Burnham’s commanding win in Makerfield lets him claim, with some justification, to be the one Labour figure who can keep Reform at bay. If, as seems likely, he is elected as Starmer’s successor, he will have to confront the trilemma head on, facing a Reform party that is now a serious electoral force and an electorate that is exhausted, angry, and convinced that the political class has not been honest about the tradeoffs ahead.

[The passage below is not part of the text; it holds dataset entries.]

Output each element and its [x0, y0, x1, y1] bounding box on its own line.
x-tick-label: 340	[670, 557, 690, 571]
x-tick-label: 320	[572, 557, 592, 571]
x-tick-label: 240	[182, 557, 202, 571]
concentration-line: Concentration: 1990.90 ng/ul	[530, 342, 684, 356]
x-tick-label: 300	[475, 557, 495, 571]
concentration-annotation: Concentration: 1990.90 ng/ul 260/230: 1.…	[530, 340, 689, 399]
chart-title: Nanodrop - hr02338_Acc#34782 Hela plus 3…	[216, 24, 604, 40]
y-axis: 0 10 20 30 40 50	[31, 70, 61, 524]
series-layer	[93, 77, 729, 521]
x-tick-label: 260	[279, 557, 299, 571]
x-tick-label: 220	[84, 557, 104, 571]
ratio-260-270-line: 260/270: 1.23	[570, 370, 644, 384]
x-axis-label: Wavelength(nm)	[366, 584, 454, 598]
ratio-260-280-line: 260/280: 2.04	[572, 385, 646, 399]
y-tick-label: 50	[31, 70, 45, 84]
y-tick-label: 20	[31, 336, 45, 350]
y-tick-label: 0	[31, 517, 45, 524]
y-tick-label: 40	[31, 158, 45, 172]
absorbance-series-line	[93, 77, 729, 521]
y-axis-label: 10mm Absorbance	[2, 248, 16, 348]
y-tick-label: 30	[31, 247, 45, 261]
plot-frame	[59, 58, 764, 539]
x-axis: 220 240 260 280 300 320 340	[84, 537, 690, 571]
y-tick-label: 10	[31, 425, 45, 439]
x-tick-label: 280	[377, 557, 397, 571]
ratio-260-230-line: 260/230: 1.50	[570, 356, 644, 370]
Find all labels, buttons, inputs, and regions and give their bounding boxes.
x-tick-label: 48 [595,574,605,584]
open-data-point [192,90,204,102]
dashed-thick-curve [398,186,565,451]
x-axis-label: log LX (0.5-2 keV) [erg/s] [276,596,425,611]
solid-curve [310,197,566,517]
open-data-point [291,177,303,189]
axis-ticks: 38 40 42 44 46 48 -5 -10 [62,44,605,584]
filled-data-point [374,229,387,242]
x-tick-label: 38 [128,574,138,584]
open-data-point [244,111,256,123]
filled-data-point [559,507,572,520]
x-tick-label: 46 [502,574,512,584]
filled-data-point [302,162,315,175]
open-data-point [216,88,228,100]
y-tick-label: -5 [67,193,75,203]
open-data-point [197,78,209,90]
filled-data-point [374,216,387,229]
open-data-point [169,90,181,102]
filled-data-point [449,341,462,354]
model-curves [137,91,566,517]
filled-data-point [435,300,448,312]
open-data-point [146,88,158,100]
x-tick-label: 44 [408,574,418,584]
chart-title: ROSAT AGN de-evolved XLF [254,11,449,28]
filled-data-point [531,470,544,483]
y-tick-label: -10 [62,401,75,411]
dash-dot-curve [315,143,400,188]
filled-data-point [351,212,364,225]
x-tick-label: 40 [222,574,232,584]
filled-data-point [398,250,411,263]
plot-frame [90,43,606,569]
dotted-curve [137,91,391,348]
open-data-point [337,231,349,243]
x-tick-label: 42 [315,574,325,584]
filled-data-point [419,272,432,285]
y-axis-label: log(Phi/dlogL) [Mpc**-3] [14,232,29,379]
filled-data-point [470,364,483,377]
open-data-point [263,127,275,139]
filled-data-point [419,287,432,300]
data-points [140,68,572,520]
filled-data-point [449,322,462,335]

Brexit was, at its core, a revolt against an economic settlement that had failed large parts of the British population. The tragedy is that it produced an even worse settlement. It was always a fiction that the United Kingdom could leave the EU without incurring economic consequences, but now the idea has been disproved conclusively. It remains to be seen whether Labour will tell the truth about the cost of staying outside the EU, and whether the country’s political and economic system can absorb that truth without a deeper crisis of legitimacy. In the 1970s, the Callaghan government eventually accepted the discipline that markets impose, and Labour paid for it by spending 18 years out of government. But this generation of Labour politicians has not yet accepted its own predicament and is still trying to finesse a position that economic and geopolitical reality no longer permits.

The party that won power on a promise of competent management may yet be able to summon the courage to acknowledge the damage that its predecessors did and to begin, however cautiously, to undo some of it. Brexit’s bill has come due, and someone will have to pay it. The only question is whether Labour does so on terms that allow it to govern—or on terms that ensure it does not.